Primate contre félidé. Frugivore contre carnivore. Habilité
contre férocité. Le plus petit singe anthropoïde se mesure à deux
des plus grands félins sauvages au monde. Comme le dirait les enfants, « Y’a
pas photo ». Pourtant, ces rivaux de circonstance vont se livrer un duel ubuesque
et homérique que seul le monde bancaire peut en offrir. Pour les amateurs de
vie sauvage, comme de la finance, le frisson est garanti.
Un de mes jeunes collègues banquiers El Mehdi AG Ibrahim loua
à ma mémoire cette formidable histoire de Mahatma Gandhi. Le jeune banquier me
rappela que cet homme de foi et de conviction, poitrine et mains nues au-devant
de la soldatesque de l'armée coloniale britannique, sans être ni un chef d’Etat,
ni un chef de gouvernement, ni un chef de parti politique, ni un chef de
guerre, fit plier l'Empire. Par la seule puissance de sa force morale qui lui
interdit toute peur et toute concession face à l’injustice.
Un homme politique malien, Abdoul Traoré dit Diop
rappelle qu’il y eut tant d’autres
précurseurs dans le monde ! Des plus
connus aux plus anonymes. « Comme ce taciturne paysan qui prend le risque
de se débarrasser d’une partie de sa récolte pour payer les études du garçon de
la famille, là-bas, à Bamako ! Comme ce gosse non-voyant qui s’évertue à
apprendre le Braille pour s’extraire un jour du cercle de la misère ! »
Et j’ajoute : comme cet établissement de crédit, à
peine visible dans la savane bancaire, dont la mémoire centenaire est en train
de se consumer pour se résumer à un vécu septennal. Comme ce banquier à
l’existence vicennale reflué « Mado-giwa zoku », traduit du japonais,
celui qui posté à la fenêtre, est invité à prendre la porte.
Pourquoi devrions-nous nous satisfaire ? Et nous
satisfaire de quoi ? La réponse à la première partie de cette question est
rappelée à notre conscience collective par les propos du général américain
Dwight Eisenhower, commandant des forces armées alliées, lorsqu’il découvrit la
réalité des Camps de la mort en Europe : « Que tout soit noté ! Obtenez les films, trouvez les témoins, parce
qu'au cours de l'histoire, il se trouvera un enfant de salaud qui se lèvera et
proclamera que cela n'a jamais existé ! ».

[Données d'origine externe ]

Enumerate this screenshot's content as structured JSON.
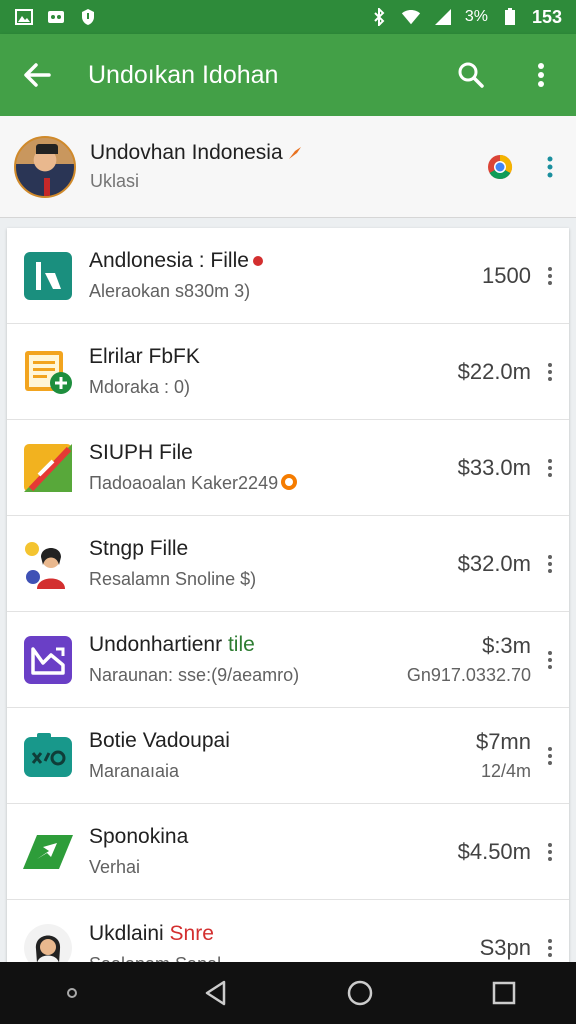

C’est à cette mémoire de veille que je m’astreins au quotidien
pour que l’histoire bancaire de l’Afrique ne reste pas à l’état de l’oralité,
ne soit pas manipulée, maculée et émasculée pour entretenir les fantasmes et la
muse des élites politiques et intellectuelles de tout acabit, comme ceux qui
ont conçu et prononcé récemment le fameux « Discours de Brazzaville »
et, il y a sept ans, le célèbre « Discours de Dakar » : « Le
drame de l’Afrique, c’est que l’homme africain n’est pas assez entré dans
l’histoire. […] Le problème de l’Afrique, c’est de cesser de toujours répéter,
de toujours ressasser, de se libérer du mythe de l’éternel retour, c’est de
prendre conscience que l’âge d’or qu’elle ne cesse de regretter, ne reviendra
pas pour la raison qu’il n’a jamais existé. […] » Quelle commotion historique !
Quel énorme camouflet pour l’universel ! Quelle humiliation pour l’Afrique
!
Une telle maladresse imputée à un ancien dirigeant de
l’ancienne puissance coloniale ne nous étonne guère car : « Tant que les lions
n'auront pas leurs propres historiens, les récits de chasse continueront de
glorifier les chasseurs ».
A titre de réplique, est-il nécessaire de rappeler qu’au
Mali, pour ne citer que cet exemple, la charte de Kouroukan Fouga encore
appelée la charte du Manden remonterait au
moins à 1222 et est inscrite depuis 2009 par l'UNESCO sur la liste du
Patrimoine culturel immatériel de l'humanité, comme l'une des plus anciennes
références concernant les droits fondamentaux.
Ceci est un rappel historique. Il nous permet de fixer le
cadre de mon prochain mimodrame qui met en scène un primate frêle et intrépide
nommé gibbon à deux tigres, superprédateurs de leur état, pour le contrôle d’une
unité bancaire.
Les acteurs
Le gibbon, Hylobates
lar, est le singe anthropoïde le
plus primitif et le plus petit au monde. Pesant à peine 10 kg, ils peut se
déplacer à 50 km/h et faire des bonds de 10 mètres, par brachiation. Il est
agile et habile. Il ne manque ni de cran ni de persévérance pour la garde de
son territoire. Au regard de son déhanchement saccadé, les chinois
n’ont pas hésité à le surnommer le « gentleman » des forêts.
Le tigre, Panthera
tigris, est le plus grand félin sauvage et l'un des plus grands carnivores au
monde. C'est un excellent nageur et un chasseur hors pair. En général quand le
tigre bondit, son dîner est servi. Reconnu par certains come le « Roi des
animaux » et signe zodiacal chinois, le tigre est également très présent dans
la mythologie hindoue. Le tigre peut courir à la vitesse maximale de 50 km/h,
mais sur de très courtes distances.
Le point fort du tigre c’est sa rapidité et sa férocité.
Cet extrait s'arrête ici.